Kvant Math Problem 2834
Let the original integers be $a_1, a_2, \dots, a_n$ and let $S = a_1 + a_2 + \cdots + a_n$.
Verified: yes
Verdicts: PASS + PASS
Solve time: 19m28s
Source on kvant.digital
Problem
We call a set of numbers lucky if it cannot be partitioned into two nonempty groups such that the product of the sum of the numbers in one group and the sum of the numbers in the other group is positive. The teacher has written several integers on the board. Prove that the students can add one more integer to the existing ones so that the resulting set is lucky.
A. Kuznetsov
All-Russian Olympiad in Mathematics (LI, regional stage)
Exploration
Let the original integers be $a_1, a_2, \dots, a_n$ and let $S = a_1 + a_2 + \cdots + a_n$. We are allowed to add one integer $x$, forming the set ${a_1,\dots,a_n,x}$.
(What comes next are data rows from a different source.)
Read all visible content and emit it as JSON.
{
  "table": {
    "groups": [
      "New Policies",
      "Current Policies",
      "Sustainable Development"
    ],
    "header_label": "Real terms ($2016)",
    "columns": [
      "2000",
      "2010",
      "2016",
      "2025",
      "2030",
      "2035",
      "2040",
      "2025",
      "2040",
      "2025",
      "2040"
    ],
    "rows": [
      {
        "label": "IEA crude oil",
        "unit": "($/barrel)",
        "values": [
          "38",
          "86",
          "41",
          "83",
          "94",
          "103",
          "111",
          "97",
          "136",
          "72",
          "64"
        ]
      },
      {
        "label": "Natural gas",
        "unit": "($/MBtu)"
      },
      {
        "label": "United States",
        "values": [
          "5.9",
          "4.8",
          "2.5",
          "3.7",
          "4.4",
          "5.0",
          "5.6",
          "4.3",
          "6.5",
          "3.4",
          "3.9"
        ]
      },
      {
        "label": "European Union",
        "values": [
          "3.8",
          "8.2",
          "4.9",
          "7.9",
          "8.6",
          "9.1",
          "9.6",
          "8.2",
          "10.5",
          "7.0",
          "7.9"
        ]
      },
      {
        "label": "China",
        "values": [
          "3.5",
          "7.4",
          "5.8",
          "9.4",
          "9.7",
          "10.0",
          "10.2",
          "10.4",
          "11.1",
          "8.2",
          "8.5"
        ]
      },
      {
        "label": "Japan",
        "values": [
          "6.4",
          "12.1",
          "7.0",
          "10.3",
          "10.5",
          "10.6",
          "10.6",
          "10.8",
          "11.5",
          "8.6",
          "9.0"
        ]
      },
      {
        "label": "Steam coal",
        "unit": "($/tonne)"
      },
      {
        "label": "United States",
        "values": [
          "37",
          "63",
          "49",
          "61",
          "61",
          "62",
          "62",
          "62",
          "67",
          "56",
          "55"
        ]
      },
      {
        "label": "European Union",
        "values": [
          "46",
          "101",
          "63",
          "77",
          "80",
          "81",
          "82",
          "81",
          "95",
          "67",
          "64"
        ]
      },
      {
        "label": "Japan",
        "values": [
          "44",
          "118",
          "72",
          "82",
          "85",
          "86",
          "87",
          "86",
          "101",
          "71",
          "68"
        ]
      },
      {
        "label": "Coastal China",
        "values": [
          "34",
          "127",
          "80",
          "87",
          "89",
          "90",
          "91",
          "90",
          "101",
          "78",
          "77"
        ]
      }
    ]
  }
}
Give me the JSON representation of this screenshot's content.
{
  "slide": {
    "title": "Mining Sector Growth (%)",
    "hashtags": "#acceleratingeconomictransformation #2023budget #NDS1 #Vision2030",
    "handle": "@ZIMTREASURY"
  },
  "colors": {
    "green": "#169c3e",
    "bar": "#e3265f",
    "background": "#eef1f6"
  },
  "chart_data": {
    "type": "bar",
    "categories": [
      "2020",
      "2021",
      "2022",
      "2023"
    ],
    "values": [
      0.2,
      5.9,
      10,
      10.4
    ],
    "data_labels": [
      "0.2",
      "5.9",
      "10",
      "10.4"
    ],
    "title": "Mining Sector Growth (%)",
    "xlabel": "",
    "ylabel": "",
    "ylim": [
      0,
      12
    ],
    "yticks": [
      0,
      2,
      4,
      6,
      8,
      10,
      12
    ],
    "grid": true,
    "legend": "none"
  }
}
A partition into two nonempty groups corresponds to choosing a nonempty proper subset $A$ of the augmented set. If we denote $B$ as the complement, the condition that the set is not lucky means there exists $A$ such that
$\left(\sum_{a \in A} a\right)\left(\sum_{b \in B} b\right) > 0,$
so both sums are either strictly positive or strictly negative.
This suggests controlling the total sum after adding $x$, since for any subset $A$,
$\sum_{b \in B} b = (S + x) - \sum_{a \in A} a.$
If the total sum is forced to be $0$, then every pair of complementary sums is of the form $T$ and $-T$, whose product is always nonpositive. This immediately prevents the existence of a partition with positive product.
Thus the natural candidate is to choose $x = -S$.
A potential concern is whether some degenerate partition could violate the condition, but if the total sum is zero, the product structure becomes symmetric and always nonpositive, so no contradiction arises.
Problem Understanding
This is a Type D problem.
We are given an arbitrary finite set of integers. We must show that it is always possible to add one integer so that the resulting set has the property that no partition into two nonempty subsets yields two subset sums of the same strict sign.
The key idea is to enforce that the total sum of the new set becomes zero, which forces every partition to produce opposite-signed or zero-sum complementary parts, eliminating any possibility of a positive product.
The construction is expected to be the negation of the sum of the original numbers.
Proof Architecture
First, define the sum $S$ of the original set and choose $x = -S$, ensuring the augmented total sum equals zero.
Second, prove that for any partition of the augmented set into two nonempty subsets, the sums of the two parts are negatives of each other.
Third, show that the product of a number and its negative is nonpositive, which excludes positivity.
Fourth, verify that all partitions are covered, including those separating $x$ from the original elements.
The most delicate point is ensuring that every possible partition is accounted for under the symmetry induced by total sum zero.
Solution
Let the given integers be $a_1, a_2, \dots, a_n$, and let
$S = a_1 + a_2 + \cdots + a_n.$
Define the additional integer
$x = -S.$
After adding $x$, the total sum of all elements in the new set equals
$a_1 + \cdots + a_n + x = S - S = 0.$
Consider any partition of the augmented set into two nonempty disjoint subsets $A$ and $B$. Let
$s_A = \sum_{a \in A} a, \quad s_B = \sum_{b \in B} b.$
Since $A \cup B$ is the entire set, we have
$s_A + s_B = 0,$
hence
$s_B = -s_A.$
Therefore,
$s_A s_B = s_A(-s_A) = -s_A^2 \le 0.$
This shows that for every partition into two nonempty groups, the product of the sums of the two groups is never positive. Hence no partition satisfies the condition required to violate the “lucky” property, and the resulting set is lucky.
Thus the integer $x = -S$ ensures the desired property.
Verification of Key Steps
The critical identity $s_A + s_B = 0$ follows directly from the fact that $A$ and $B$ form a partition of a set whose total sum is zero; every element contributes exactly once to either $s_A$ or $s_B$, so their sum equals the total sum.
The sign condition reduces entirely to the algebraic expression $-s_A^2$, which is nonpositive for every real number $s_A$, including the case $s_A = 0$, where the product equals zero and still does not violate the required inequality.
Every partition, including those isolating the added element $x$, is covered because the derivation does not depend on the structure of $A$, only on completeness of the partition.
Alternative Approaches
An alternative viewpoint is to choose $x$ so that it dominates all partial sums of subsets of the original set in absolute value, forcing one of the two subset sums in any partition to change sign. This leads to more complicated bounding arguments and case analysis over subsets.
The zero-total-sum construction is preferable because it eliminates all case distinctions and reduces the problem to a single identity $s_B = -s_A$, making the argument fully uniform and algebraic.